Berpindah ke lembar kedua, tertulis bahwa rambut yang sebelumnya tak terdeteksi ternyata adalah milik Lita. Bukti disimpan sama seperti milik Eisha, dimasukkan ke dalam kantong plastik.
Kecocokan DNA rambut Lita langsung diakhiri begitu saja.
Lembaran ketiga nyatanya masih menyinggung soal Lita, bukti dalam kantung plastik menampilkan foto-foto yang di sana terdapat beberapa sidik jari Lita.
Agak kesal, Lita tanpa basa-basi langsung berganti ke lembar keempat. "Kenapa pakai beda kertas, sih?"
Kertas keempat mempunyai benda bukti berupa foto, yaitu sidik jemari milik Mbak Sri. Tanpa lama Lita yang sudah gemas lagi-lagi berganti ke lembar kelima.

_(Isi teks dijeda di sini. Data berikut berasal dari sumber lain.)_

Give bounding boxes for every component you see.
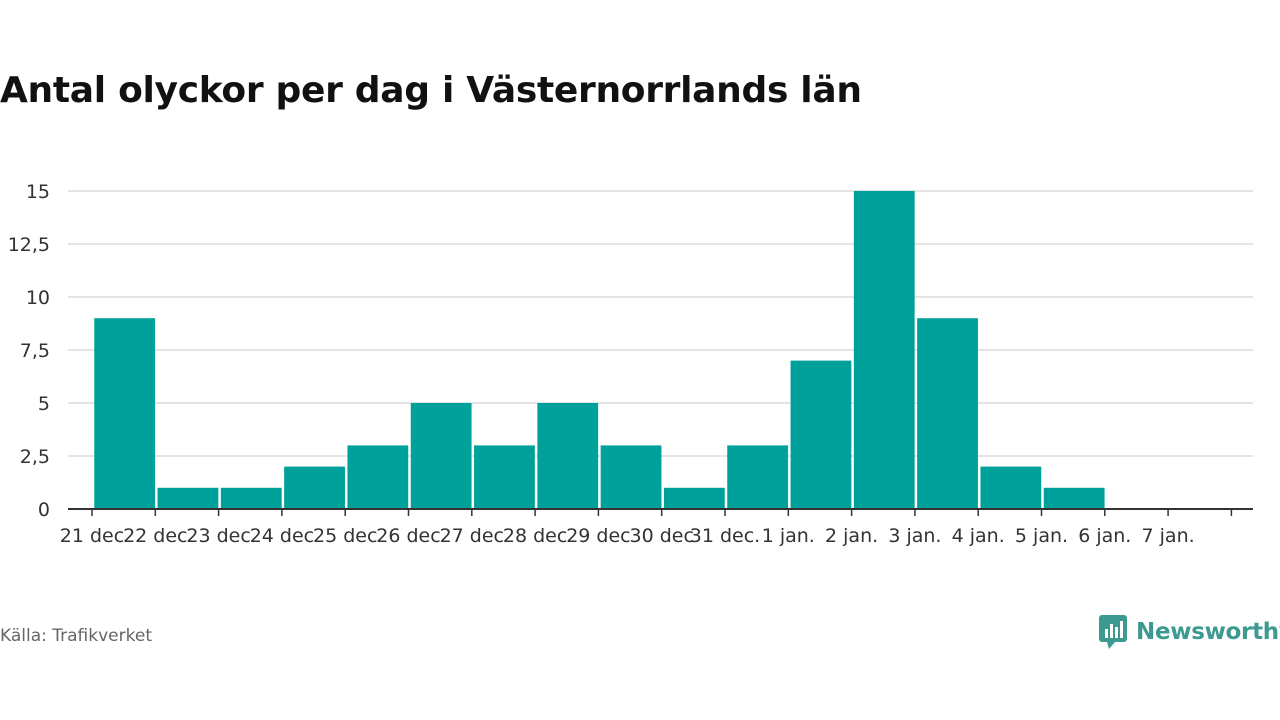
x-tick-label: 5 jan. — [1015, 525, 1068, 547]
bar — [220, 487, 282, 509]
x-tick-label: 1 jan. — [762, 525, 815, 547]
source-label: Källa: Trafikverket — [0, 626, 152, 646]
y-tick-label: 7,5 — [20, 340, 50, 362]
x-tick-label: 27 dec — [440, 525, 504, 547]
x-tick-label: 4 jan. — [952, 525, 1005, 547]
bar — [94, 318, 156, 509]
bar — [980, 466, 1042, 509]
bar — [600, 445, 662, 509]
x-tick-label: 2 jan. — [825, 525, 878, 547]
x-tick-label: 21 dec — [60, 525, 124, 547]
y-tick-label: 5 — [38, 393, 50, 415]
y-tick-label: 15 — [26, 181, 50, 203]
x-tick-label: 30 dec — [629, 525, 693, 547]
bar — [347, 445, 409, 509]
x-tick-label: 24 dec — [250, 525, 314, 547]
bar — [410, 403, 472, 509]
x-tick-label: 25 dec — [313, 525, 377, 547]
bar — [284, 466, 345, 509]
x-tick-label: 29 dec — [566, 525, 630, 547]
bar — [727, 445, 789, 509]
bar — [853, 191, 915, 509]
bar — [537, 403, 599, 509]
x-tick-label: 26 dec — [376, 525, 440, 547]
y-tick-label: 10 — [26, 287, 50, 309]
brand-name: Newsworthy — [1136, 619, 1280, 645]
x-tick-label: 23 dec — [186, 525, 250, 547]
bar — [790, 360, 852, 509]
bar — [1043, 487, 1105, 509]
x-tick-label: 3 jan. — [888, 525, 941, 547]
x-tick-label: 31 dec. — [690, 525, 760, 547]
y-axis: 0 2,5 5 7,5 10 12,5 15 — [8, 181, 50, 521]
bar — [474, 445, 535, 509]
y-tick-label: 0 — [38, 499, 50, 521]
bar — [663, 487, 725, 509]
newsworthy-logo-icon — [1099, 615, 1127, 649]
y-tick-label: 2,5 — [20, 446, 50, 468]
brand-logo: Newsworthy — [1098, 614, 1280, 650]
x-tick-label: 22 dec — [123, 525, 187, 547]
x-tick-label: 28 dec — [503, 525, 567, 547]
x-tick-label: 7 jan. — [1142, 525, 1195, 547]
bar — [157, 487, 219, 509]
chart-title: Antal olyckor per dag i Västernorrlands … — [0, 70, 862, 111]
gridlines — [68, 190, 1253, 457]
bars — [94, 191, 1105, 509]
y-tick-label: 12,5 — [8, 234, 50, 256]
bar — [917, 318, 978, 509]
x-tick-label: 6 jan. — [1078, 525, 1131, 547]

Kertas kelima tertulis laporan milik Pak Sofiru. Mimik wajah Lita menggambarkan api semangat yang berkobar, kenapa aku tidak mengeceknya dari awal? pikir Lita.
Bukti yang ada di dalam kantung plastik membuat Lita bertanya-tanya benda apa itu. Segera oa mengecek lembarannya. Tak disangka-sangka, terdapat ketombe yang membawa DNA cocok dengan Pak Sofiru.
"Ketombe?!" gumam Lita. "Benar juga. Ketombe itu kulit mati ya? Terus kulit matinya membawa DNA. Waaah, gila, mantap."
Sewaktu tangan mengganti ke kertas keenam, Lita berkata, "Pertanda, sudah jelas, pasti–"
Kertas keenam membuat Lita kicep, lembaran yang ini memberikan bukti berupa kuku. Tercatat bahwa kuku yang panjangnya tidak sampai satu senti begitu juga lebarnya membawa DNA John.